Семейная тайна — страница 79 из 87

— А что такое ДШК? — спросил Беловежский.

— Пулемет. Мои ребята сняли его с обгоревшего самолета… Может, выйдем, разомнем кости?

Они вышли. Дождь кончился. Ветер довольно скоро разогнал облака над деревней, погнал их в сторону леса. Ярцев спросил:

— Вы не знаете, что это шофер так странно на меня все время поглядывает?
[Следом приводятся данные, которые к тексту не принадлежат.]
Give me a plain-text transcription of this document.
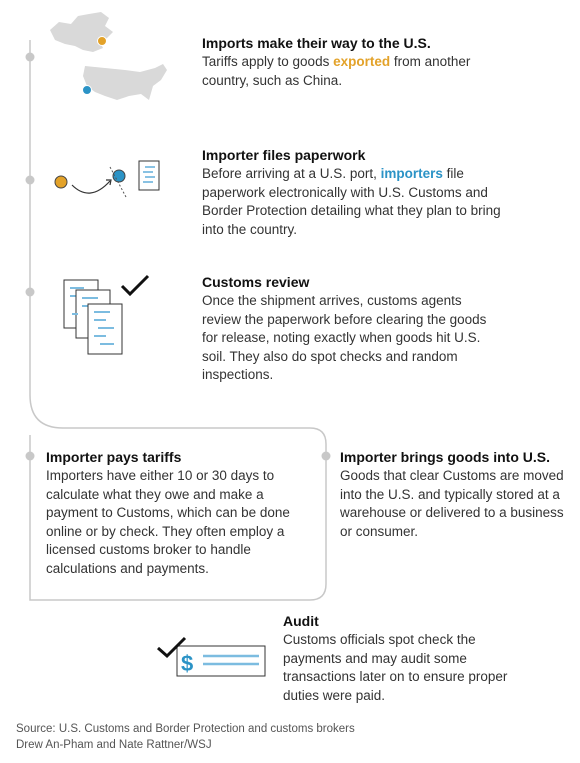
$
Imports make their way to the U.S.
Tariffs apply to goods exported from another country, such as China.
Importer files paperwork
Before arriving at a U.S. port, importers file paperwork electronically with U.S. Customs and Border Protection detailing what they plan to bring into the country.
Customs review
Once the shipment arrives, customs agents review the paperwork before clearing the goods for release, noting exactly when goods hit U.S. soil. They also do spot checks and random inspections.
Importer pays tariffs
Importers have either 10 or 30 days to calculate what they owe and make a payment to Customs, which can be done online or by check. They often employ a licensed customs broker to handle calculations and payments.
Importer brings goods into U.S.
Goods that clear Customs are moved into the U.S. and typically stored at a warehouse or delivered to a business or consumer.
Audit
Customs officials spot check the payments and may audit some transactions later on to ensure proper duties were paid.
Source: U.S. Customs and Border Protection and customs brokers
Drew An-Pham and Nate Rattner/WSJ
— Его дед воевал под началом моего отца и погиб в этих краях. Он специально приехал из Москвы, чтобы разузнать что-нибудь о нем… отыскать могилу. Я познакомился с ним в поезде и пригласил к себе на работу.

— Фамилия?

— Коробов.

— Коробов!

…Рассказ профессора А. А. Ярцева:

— Когда решено было послать разведгруппу в сторону шоссе, чтобы наметить пути для отхода к своим, я тотчас же включил в нее вашего деда. Коробов был одним из лучших моих солдат. Кстати, ДШК с самолета снял и принес в расположение части именно он. В последнюю минуту в разведгруппу распоряжением майора был назначен его ординарец. Пренеприятнейший тип. Фамилии не помню, помню только, что он был огненно-рыжим. Ординарец утверждал, что они с Коробовым друзья, чуть ли не из одной деревни, и это, дескать, им поможет лучше выполнить задание.

Положение было тяжелое.

Ярцев помрачнел, призраки тех дней обступили его.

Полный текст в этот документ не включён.